Consider, too, that revenues from most taxes are volatile, fluctuating with the national business cycle. The federal government, for its part, can easily buffer deficit spending by borrowing. But states are often constrained by statute or constitution from borrowing to cover deficits — and even if they aren’t, the need to maintain their credit ratings limits borrowing. Many states are also required to maintain rainy-day funds to buffer tax shortfalls in hard times.
Enrollment is automatic and universal, which eliminates the need for eligibility determination and maintenance, two costly features of the current system. Additional savings are realized because there are no private insurance companies seeking supernormal profits, and there are little to no marketing costs.

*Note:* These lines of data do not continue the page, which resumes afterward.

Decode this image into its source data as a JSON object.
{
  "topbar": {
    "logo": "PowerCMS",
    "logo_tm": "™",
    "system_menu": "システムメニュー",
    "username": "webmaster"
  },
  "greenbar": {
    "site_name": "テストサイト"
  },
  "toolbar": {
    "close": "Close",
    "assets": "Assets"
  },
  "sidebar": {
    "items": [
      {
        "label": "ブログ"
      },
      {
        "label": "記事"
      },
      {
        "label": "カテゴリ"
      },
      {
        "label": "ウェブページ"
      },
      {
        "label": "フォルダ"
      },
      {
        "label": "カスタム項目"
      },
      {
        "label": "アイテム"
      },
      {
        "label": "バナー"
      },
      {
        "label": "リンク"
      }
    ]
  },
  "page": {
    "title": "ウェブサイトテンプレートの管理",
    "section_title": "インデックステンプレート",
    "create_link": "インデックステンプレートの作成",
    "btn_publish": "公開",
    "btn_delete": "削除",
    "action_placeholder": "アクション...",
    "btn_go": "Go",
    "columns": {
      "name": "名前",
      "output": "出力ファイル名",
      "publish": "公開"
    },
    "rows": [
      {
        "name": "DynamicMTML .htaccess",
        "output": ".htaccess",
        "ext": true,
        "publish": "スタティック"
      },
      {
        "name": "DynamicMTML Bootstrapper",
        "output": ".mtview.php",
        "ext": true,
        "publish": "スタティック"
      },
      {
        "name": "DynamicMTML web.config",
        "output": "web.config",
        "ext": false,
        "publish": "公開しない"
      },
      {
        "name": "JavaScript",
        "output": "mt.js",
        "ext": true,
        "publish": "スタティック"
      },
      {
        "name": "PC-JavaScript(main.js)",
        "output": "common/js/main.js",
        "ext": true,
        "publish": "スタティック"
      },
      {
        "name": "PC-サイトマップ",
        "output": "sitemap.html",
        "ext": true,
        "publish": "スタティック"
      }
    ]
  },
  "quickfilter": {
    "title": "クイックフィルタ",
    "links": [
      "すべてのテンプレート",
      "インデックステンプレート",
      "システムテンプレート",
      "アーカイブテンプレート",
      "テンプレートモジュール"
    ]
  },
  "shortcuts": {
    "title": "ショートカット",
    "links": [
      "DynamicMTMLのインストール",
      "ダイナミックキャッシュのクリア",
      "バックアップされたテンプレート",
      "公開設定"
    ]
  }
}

Then, there’s the issue of monopsony power. One of the great appeals of a single-payer system is the bargaining power it gives the representative of consumers with respect to providers. But federalism limits that bargaining power to the degree that providers (health care professionals, drug companies) can move out of state or country or, in the case of medical equipment and pharmaceutical suppliers, afford to abandon the market. Big rich states like California are relatively safe, albeit not fully immune, in this regard. But smaller, poorer states plainly are not.
Complications layer on complications. Heavily subsidized (or free) health care coverage may attract individuals from other states, or even other countries, who generate relatively little tax revenue yet make big demands on the health care system. This is not a problem unique to health care. States that provide generous services of any sort below cost to residents must consider this potential. And many do attempt to limit benefits, like subsidized tuition at public universities, that are provided to new residents. But this free movement of people is especially problematic in the case of health care, both because it would be viewed by many as immoral to deny care to anyone and because it might break federal law — or even violate the U.S. Constitution.
It should go without saying that a major initiative like health care reform within a state couldn’t — and shouldn’t — be undertaken without popular support. But even minority opposition could slow or stop the initiative because it would need to be reconciled with state constitutions that require super-majorities in the legislature to levy new taxes, or restrict borrowing, or oblige the legislature to give priority to other sorts of spending.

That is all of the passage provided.